Dr. Luka Ilić, who previously worked at the Institute of Physics Belgrade, is now part of the Atmospheric Composition Group at the Barcelona Supercomputing Center (BSC), where he investigates the global movement and climate impact of desert dust using advanced high-performance computing (HPC) systems.
In a recent interview, Dr. Ilić explained that his research focuses on atmospheric composition, with a special emphasis on mineral dust originating from deserts. "My research is related to atmospheric composition, but specifically to dust in the atmosphere... the dust that comes from the desert, sand and dust particles lifted by the winds that get the chance to travel around the world and have many interactions with our climate system", he said. This interdisciplinary work combines atmospheric physics, chemistry, remote sensing, and large-scale numerical modelling.
At BSC, Dr. Ilić and his colleagues study the mineralogy and behavior of dust particles, including work connected to the NASA EMIT mission, which provides detailed satellite observations of surface mineral composition. Their research seeks to understand how different mineral types influence radiation, cloud formation, and broader climate processes. BSC also plays an important operational role as a World Meteorological Organization Regional Center for Dust Forecasting, providing real-time dust and sandstorm warnings. As Dr. Ilić noted, "We provide operational forecasts of dust, warnings of sand and dust storms, and we do a lot of research on different areas of dust interactions in the atmosphere".

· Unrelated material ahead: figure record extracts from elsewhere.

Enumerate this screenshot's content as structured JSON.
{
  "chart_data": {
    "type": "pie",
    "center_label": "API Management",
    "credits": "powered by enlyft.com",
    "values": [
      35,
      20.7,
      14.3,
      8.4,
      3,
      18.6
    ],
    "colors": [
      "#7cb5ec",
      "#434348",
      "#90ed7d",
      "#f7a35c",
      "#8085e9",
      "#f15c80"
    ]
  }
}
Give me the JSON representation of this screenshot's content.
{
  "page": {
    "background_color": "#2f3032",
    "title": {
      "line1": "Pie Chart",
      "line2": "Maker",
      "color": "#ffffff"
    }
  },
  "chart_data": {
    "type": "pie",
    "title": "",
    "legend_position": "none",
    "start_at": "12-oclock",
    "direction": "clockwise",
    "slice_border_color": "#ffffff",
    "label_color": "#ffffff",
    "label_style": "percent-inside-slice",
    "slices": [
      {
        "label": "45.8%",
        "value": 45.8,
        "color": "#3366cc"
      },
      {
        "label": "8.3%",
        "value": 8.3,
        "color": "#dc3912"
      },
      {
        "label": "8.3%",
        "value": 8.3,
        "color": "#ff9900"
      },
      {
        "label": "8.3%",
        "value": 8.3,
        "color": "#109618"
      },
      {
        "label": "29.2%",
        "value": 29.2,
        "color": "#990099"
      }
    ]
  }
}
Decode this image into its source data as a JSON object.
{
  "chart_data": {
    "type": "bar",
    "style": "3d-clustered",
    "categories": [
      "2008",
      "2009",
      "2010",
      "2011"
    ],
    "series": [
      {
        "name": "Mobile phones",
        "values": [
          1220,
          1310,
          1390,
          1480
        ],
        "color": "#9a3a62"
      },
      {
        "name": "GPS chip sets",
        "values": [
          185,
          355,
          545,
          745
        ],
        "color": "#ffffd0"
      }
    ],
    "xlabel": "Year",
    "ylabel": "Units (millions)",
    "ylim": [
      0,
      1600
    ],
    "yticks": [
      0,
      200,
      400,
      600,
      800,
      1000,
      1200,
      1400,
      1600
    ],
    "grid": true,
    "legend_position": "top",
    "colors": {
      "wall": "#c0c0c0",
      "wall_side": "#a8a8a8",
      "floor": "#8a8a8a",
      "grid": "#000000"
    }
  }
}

He emphasized the historic and ongoing importance of HPC in meteorology and climate science. "Weather and climate research has historically been linked with the development of supercomputers", Dr. Ilić said, recalling early efforts when weather prediction required teams of mathematicians performing calculations by hand. With the advent of supercomputers, these processes became scalable and increasingly precise. "Since the middle of the 20th century, we have always been going in parallel with the development of high-performance computing", he added.
Today, HPC systems like those at BSC are indispensable for operational weather forecasting, air-quality prediction, and climate-change scenario modelling. The complexity of modern climate and atmospheric chemistry models, which simulate fine-scale physical and chemical processes, demands massive computational power. "These HPC resources are used daily—we see the results in weather apps, in the forecasts on television, and in the climate scenarios that help us understand what kind of changes we can expect", Ilić explained.
Through his work at BSC, Dr. Ilić continues to contribute to a global scientific effort that relies on supercomputing to improve our understanding of the atmosphere and to support societies facing increasingly complex environmental challenges.